We sincerely hope that the Departments take these actions to support many of you who are trying to navigate all the billing processes established by the No Surprises Act with incomplete information from health plans. We argue in our letter that taking these additional steps is absolutely necessary to achieve the main goal of the No Surprises Act, which is to protect patients and keep them out of the middle of payment disputes.

As you all can see, we have made it a priority to keep on pushing CMS and other federal agencies for changes to help improve the way the No Surprises Act is being implemented and operationalized. So, if there are other issues you are experiencing besides those that we have already raised with federal agencies, please let us know!

Also, as your group starts to go through the federal IDR process, please tell us what the major hang-ups are. Are you allowed to batch all your similar claims from a health plan in a single dispute? Is the independent arbiter and the health plan complying with all the stipulated timelines, or have there been any delays? What other issues with the IDR process are you experiencing?

Finally, ACEP and EDPMA will continue to watch out for and analyze patterns in the market, such as health plans significantly cutting rates or issuing unilaterally initiated termination notices for long-standing in-network agreements. We will report any such patterns to federal regulators—but obviously we need your help identifying them.

All in all, our advocacy work on the No Surprises Act continues!

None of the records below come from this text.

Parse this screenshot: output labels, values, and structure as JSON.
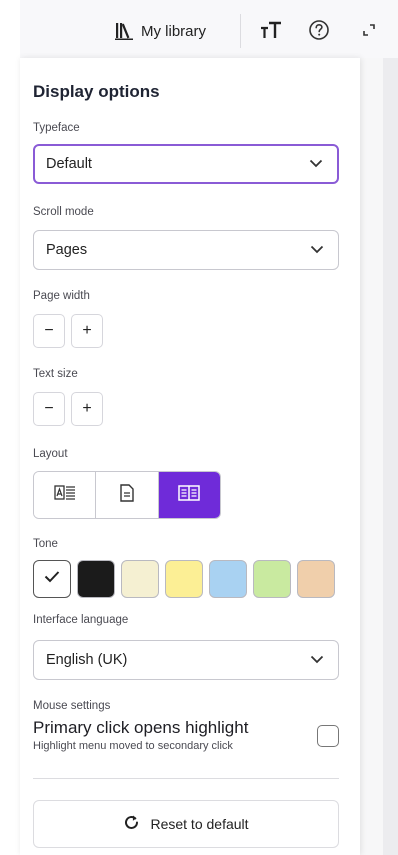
{
  "toolbar": {
    "library_label": "My library",
    "library_icon": "library-books-icon",
    "text_size_icon": "text-size-icon",
    "help_icon": "help-circle-icon",
    "fullscreen_icon": "expand-icon"
  },
  "panel": {
    "title": "Display options",
    "typeface": {
      "label": "Typeface",
      "value": "Default"
    },
    "scroll_mode": {
      "label": "Scroll mode",
      "value": "Pages"
    },
    "page_width": {
      "label": "Page width",
      "decrease": "−",
      "increase": "+"
    },
    "text_size": {
      "label": "Text size",
      "decrease": "−",
      "increase": "+"
    },
    "layout": {
      "label": "Layout",
      "options": [
        {
          "icon": "text-with-image-icon",
          "active": false
        },
        {
          "icon": "single-page-icon",
          "active": false
        },
        {
          "icon": "two-page-spread-icon",
          "active": true
        }
      ]
    },
    "tone": {
      "label": "Tone",
      "swatches": [
        "#ffffff",
        "#1b1b1b",
        "#f5f0d2",
        "#fcef95",
        "#a9d2f2",
        "#c9eaa0",
        "#f0cfab"
      ],
      "selected_index": 0
    },
    "interface_language": {
      "label": "Interface language",
      "value": "English (UK)"
    },
    "mouse_settings": {
      "label": "Mouse settings",
      "title": "Primary click opens highlight",
      "subtitle": "Highlight menu moved to secondary click",
      "checked": false
    },
    "reset_label": "Reset to default"
  },
  "colors": {
    "accent": "#6f2bd9",
    "focus_border": "#8a5bd6"
  }
}
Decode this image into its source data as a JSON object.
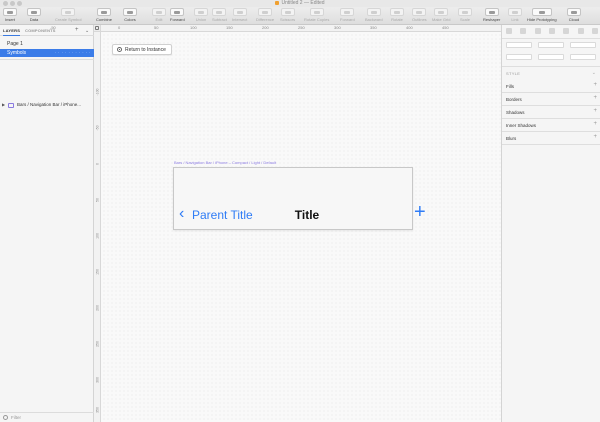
{
  "window": {
    "title": "Untitled 2 — Edited"
  },
  "toolbar": {
    "items": [
      {
        "label": "Insert",
        "enabled": true,
        "icon": "plus-icon"
      },
      {
        "label": "Data",
        "enabled": true,
        "icon": "data-icon"
      },
      {
        "label": "Create Symbol",
        "enabled": false,
        "icon": "symbol-icon"
      },
      {
        "label": "Combine",
        "enabled": true,
        "icon": "combine-icon"
      },
      {
        "label": "Colors",
        "enabled": true,
        "icon": "colors-icon"
      },
      {
        "label": "Edit",
        "enabled": false,
        "icon": "edit-icon"
      },
      {
        "label": "Forward",
        "enabled": true,
        "icon": "forward-icon"
      },
      {
        "label": "Union",
        "enabled": false,
        "icon": "union-icon"
      },
      {
        "label": "Subtract",
        "enabled": false,
        "icon": "subtract-icon"
      },
      {
        "label": "Intersect",
        "enabled": false,
        "icon": "intersect-icon"
      },
      {
        "label": "Difference",
        "enabled": false,
        "icon": "difference-icon"
      },
      {
        "label": "Scissors",
        "enabled": false,
        "icon": "scissors-icon"
      },
      {
        "label": "Rotate Copies",
        "enabled": false,
        "icon": "rotate-copies-icon"
      },
      {
        "label": "Forward",
        "enabled": false,
        "icon": "forward-icon"
      },
      {
        "label": "Backward",
        "enabled": false,
        "icon": "backward-icon"
      },
      {
        "label": "Rotate",
        "enabled": false,
        "icon": "rotate-icon"
      },
      {
        "label": "Outlines",
        "enabled": false,
        "icon": "outlines-icon"
      },
      {
        "label": "Make Grid",
        "enabled": false,
        "icon": "make-grid-icon"
      },
      {
        "label": "Scale",
        "enabled": false,
        "icon": "scale-icon"
      },
      {
        "label": "Reshaper",
        "enabled": true,
        "icon": "reshaper-icon"
      },
      {
        "label": "Link",
        "enabled": false,
        "icon": "link-icon"
      },
      {
        "label": "Hide Prototyping",
        "enabled": true,
        "icon": "prototyping-icon"
      },
      {
        "label": "Cloud",
        "enabled": true,
        "icon": "cloud-icon"
      }
    ]
  },
  "sidebar": {
    "tabs": [
      "LAYERS",
      "COMPONENTS"
    ],
    "pages": [
      "Page 1",
      "Symbols"
    ],
    "layers": [
      {
        "name": "Bars / Navigation Bar / iPhone..."
      }
    ],
    "filter_placeholder": "Filter"
  },
  "canvas": {
    "ruler_top": [
      "-50",
      "0",
      "50",
      "100",
      "150",
      "200",
      "250",
      "300",
      "350",
      "400",
      "450"
    ],
    "ruler_left": [
      "-100",
      "-50",
      "0",
      "50",
      "100",
      "150",
      "200",
      "250",
      "300",
      "350",
      "400"
    ],
    "return_button_label": "Return to Instance",
    "artboard_label": "Bars / Navigation Bar / iPhone – Compact / Light / Default",
    "navbar": {
      "back_chevron": "‹",
      "back_label": "Parent Title",
      "title": "Title",
      "action_icon": "plus-icon"
    },
    "accent_color": "#2f7cf6"
  },
  "inspector": {
    "style_header": "STYLE",
    "sections": [
      "Fills",
      "Borders",
      "Shadows",
      "Inner Shadows",
      "Blurs"
    ]
  }
}
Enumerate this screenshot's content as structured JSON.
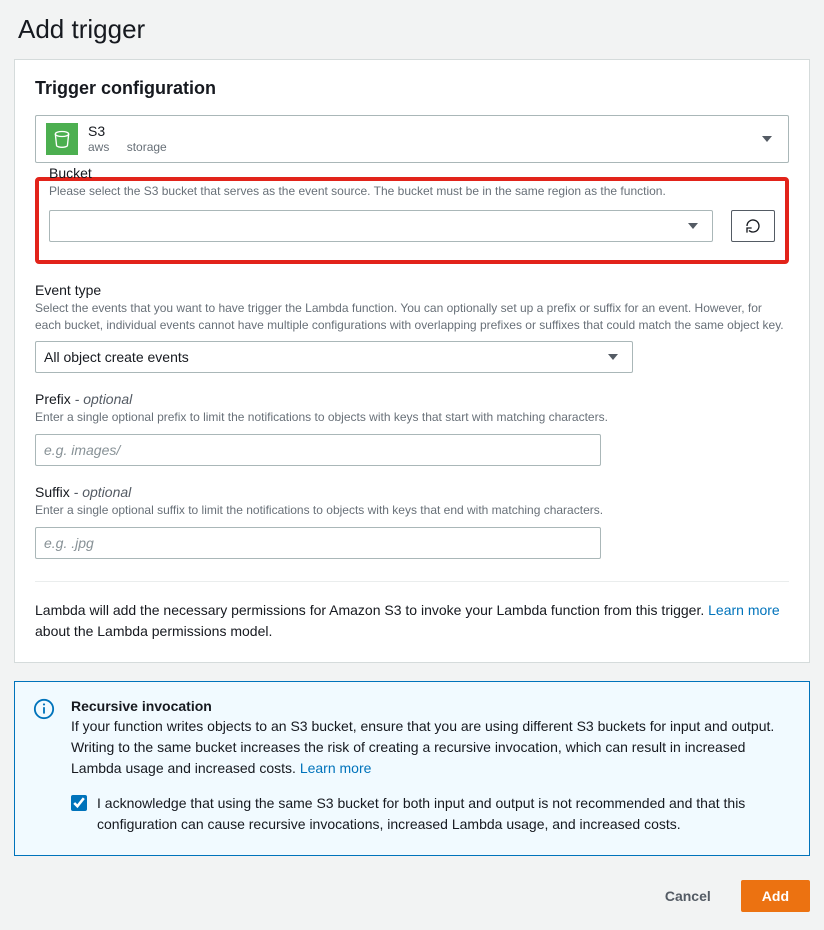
{
  "page": {
    "title": "Add trigger"
  },
  "panel": {
    "header": "Trigger configuration"
  },
  "source": {
    "name": "S3",
    "tag1": "aws",
    "tag2": "storage"
  },
  "bucket": {
    "label": "Bucket",
    "desc": "Please select the S3 bucket that serves as the event source. The bucket must be in the same region as the function.",
    "value": ""
  },
  "eventType": {
    "label": "Event type",
    "desc": "Select the events that you want to have trigger the Lambda function. You can optionally set up a prefix or suffix for an event. However, for each bucket, individual events cannot have multiple configurations with overlapping prefixes or suffixes that could match the same object key.",
    "value": "All object create events"
  },
  "prefix": {
    "label": "Prefix",
    "optional": " - optional",
    "desc": "Enter a single optional prefix to limit the notifications to objects with keys that start with matching characters.",
    "placeholder": "e.g. images/"
  },
  "suffix": {
    "label": "Suffix",
    "optional": " - optional",
    "desc": "Enter a single optional suffix to limit the notifications to objects with keys that end with matching characters.",
    "placeholder": "e.g. .jpg"
  },
  "permissions": {
    "text1": "Lambda will add the necessary permissions for Amazon S3 to invoke your Lambda function from this trigger. ",
    "link": "Learn more",
    "text2": " about the Lambda permissions model."
  },
  "alert": {
    "title": "Recursive invocation",
    "text1": "If your function writes objects to an S3 bucket, ensure that you are using different S3 buckets for input and output. Writing to the same bucket increases the risk of creating a recursive invocation, which can result in increased Lambda usage and increased costs. ",
    "link": "Learn more",
    "ack": "I acknowledge that using the same S3 bucket for both input and output is not recommended and that this configuration can cause recursive invocations, increased Lambda usage, and increased costs."
  },
  "footer": {
    "cancel": "Cancel",
    "add": "Add"
  }
}
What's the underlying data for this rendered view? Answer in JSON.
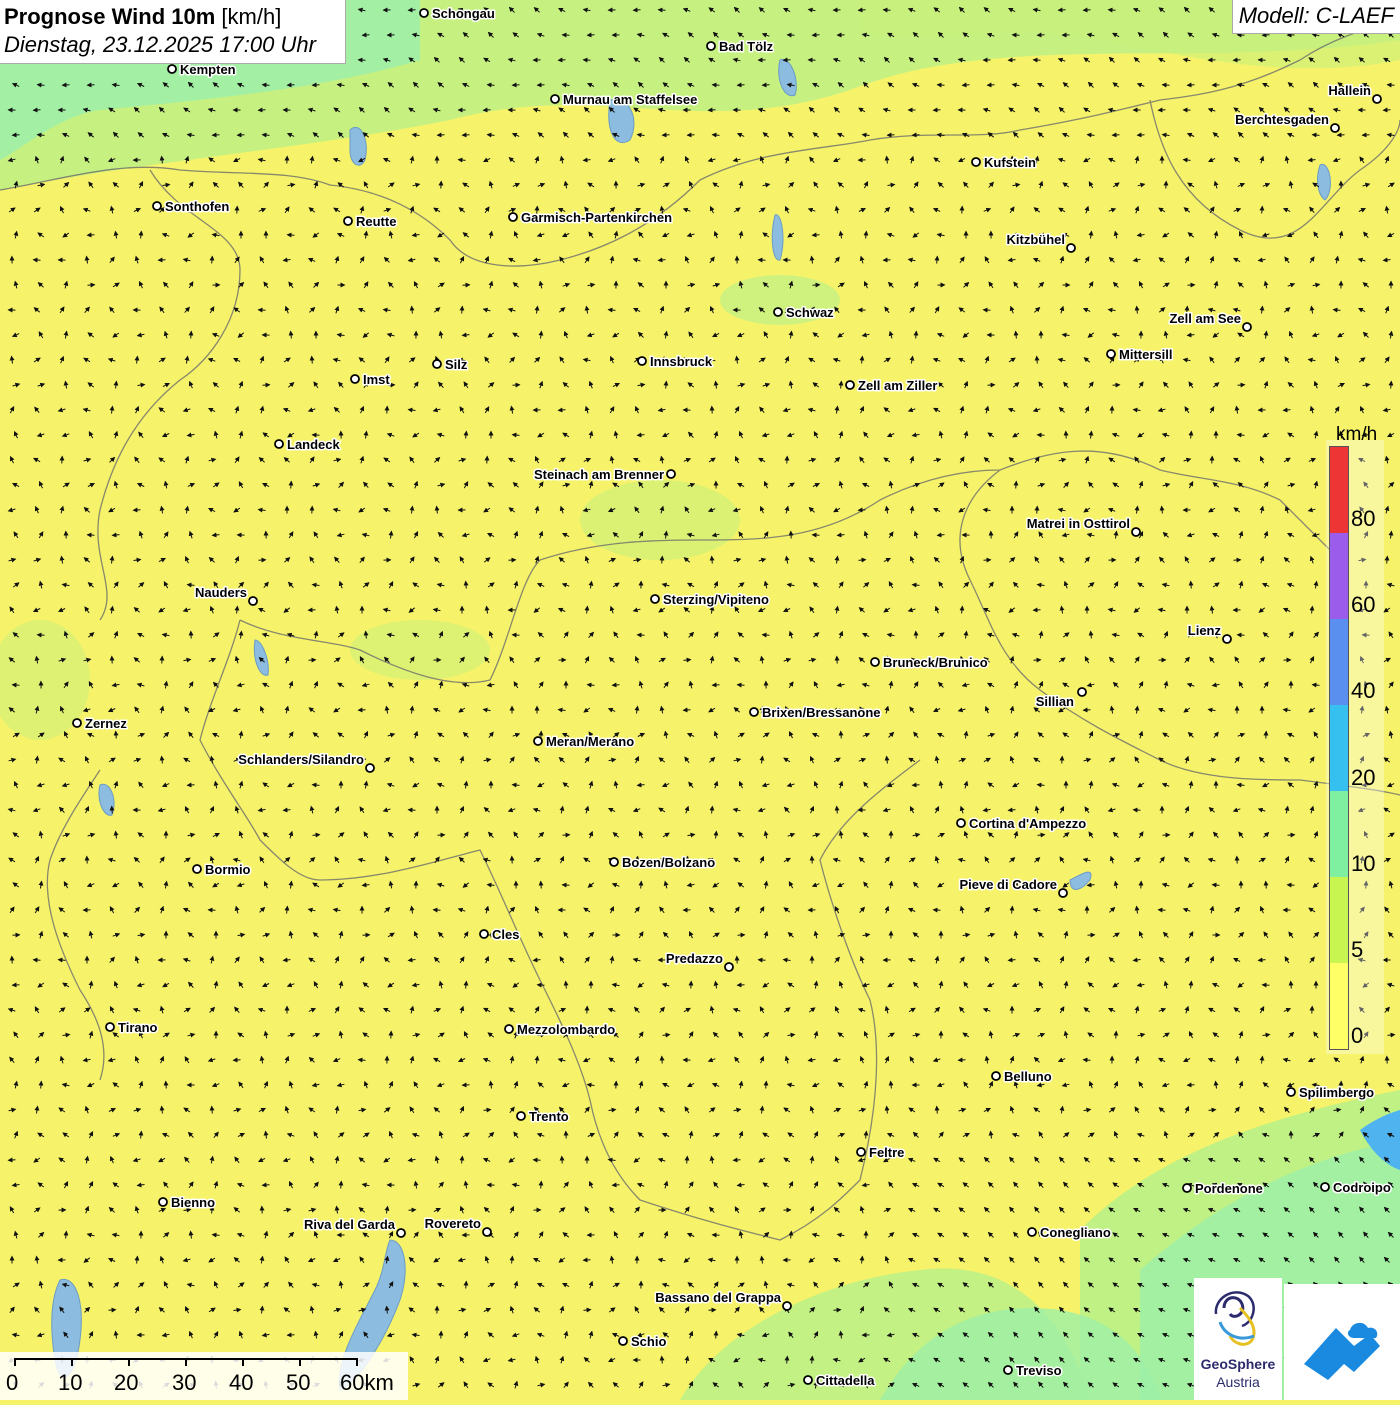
{
  "header": {
    "title_bold": "Prognose Wind 10m",
    "title_unit": "[km/h]",
    "date": "Dienstag, 23.12.2025 17:00 Uhr",
    "model": "Modell: C-LAEF"
  },
  "legend": {
    "unit": "km/h",
    "colors": [
      "#ee3535",
      "#9b5cec",
      "#5a8ff0",
      "#35c0f0",
      "#7ff0a0",
      "#c8f550",
      "#ffff66"
    ],
    "labels": [
      "80",
      "60",
      "40",
      "20",
      "10",
      "5",
      "0"
    ]
  },
  "scale_bar": {
    "labels": [
      "0",
      "10",
      "20",
      "30",
      "40",
      "50",
      "60km"
    ]
  },
  "cities": [
    {
      "name": "Schongau"
    },
    {
      "name": "Bad Tölz"
    },
    {
      "name": "Kempten"
    },
    {
      "name": "Murnau am Staffelsee"
    },
    {
      "name": "Hallein"
    },
    {
      "name": "Berchtesgaden"
    },
    {
      "name": "Kufstein"
    },
    {
      "name": "Sonthofen"
    },
    {
      "name": "Reutte"
    },
    {
      "name": "Garmisch-Partenkirchen"
    },
    {
      "name": "Kitzbühel"
    },
    {
      "name": "Schwaz"
    },
    {
      "name": "Zell am See"
    },
    {
      "name": "Mittersill"
    },
    {
      "name": "Imst"
    },
    {
      "name": "Silz"
    },
    {
      "name": "Innsbruck"
    },
    {
      "name": "Zell am Ziller"
    },
    {
      "name": "Landeck"
    },
    {
      "name": "Steinach am Brenner"
    },
    {
      "name": "Matrei in Osttirol"
    },
    {
      "name": "Nauders"
    },
    {
      "name": "Sterzing/Vipiteno"
    },
    {
      "name": "Lienz"
    },
    {
      "name": "Bruneck/Brunico"
    },
    {
      "name": "Sillian"
    },
    {
      "name": "Zernez"
    },
    {
      "name": "Brixen/Bressanone"
    },
    {
      "name": "Meran/Merano"
    },
    {
      "name": "Schlanders/Silandro"
    },
    {
      "name": "Cortina d'Ampezzo"
    },
    {
      "name": "Bozen/Bolzano"
    },
    {
      "name": "Bormio"
    },
    {
      "name": "Pieve di Cadore"
    },
    {
      "name": "Cles"
    },
    {
      "name": "Predazzo"
    },
    {
      "name": "Tirano"
    },
    {
      "name": "Mezzolombardo"
    },
    {
      "name": "Belluno"
    },
    {
      "name": "Spilimbergo"
    },
    {
      "name": "Trento"
    },
    {
      "name": "Feltre"
    },
    {
      "name": "Bienno"
    },
    {
      "name": "Pordenone"
    },
    {
      "name": "Codroipo"
    },
    {
      "name": "Riva del Garda"
    },
    {
      "name": "Rovereto"
    },
    {
      "name": "Conegliano"
    },
    {
      "name": "Bassano del Grappa"
    },
    {
      "name": "Schio"
    },
    {
      "name": "Treviso"
    },
    {
      "name": "Cittadella"
    }
  ],
  "logo": {
    "line1": "GeoSphere",
    "line2": "Austria"
  },
  "colors": {
    "calm": "#f6f36a",
    "light": "#c8f07a",
    "breeze": "#9ef0a8"
  }
}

Before concluding, I want to provide an update on the major final regulation that we have been waiting for that will set the final No Surprises Act policies. The reg is in the final stages of clearance at the White House, meaning that it will likely be released within the next month or two. ACEP and EDPMA have scheduled a meeting with the White House on July 7 to make one final attempt at convincing the Departments not to revert back to the flawed IDR policy that they initially established that required the independent arbiter to make the QPA the presumptive payment amount for out-of-network services. The Departments should instead codify the revised guidance they released a few months ago which complies with a Texas Court Order that invalidated the flawed policy. As of now, in accordance with the most recent guidance, the independent arbiter must consider numerous factors when determining what the appropriate out-of-network payment should be, without weighing any factor more heavily than any other. The policy should stay that way, as it creates a more level playing field between health care providers and health plans during negotiations and the IDR process. If it doesn’t, and the Departments do decide to revert back to the flawed IDR policy in the final reg, ACEP has signaled that our lawsuit on this issue (which is currently on hold pending the issuance of the final reg), will kick back into full gear. I surely hope it doesn’t come down to that.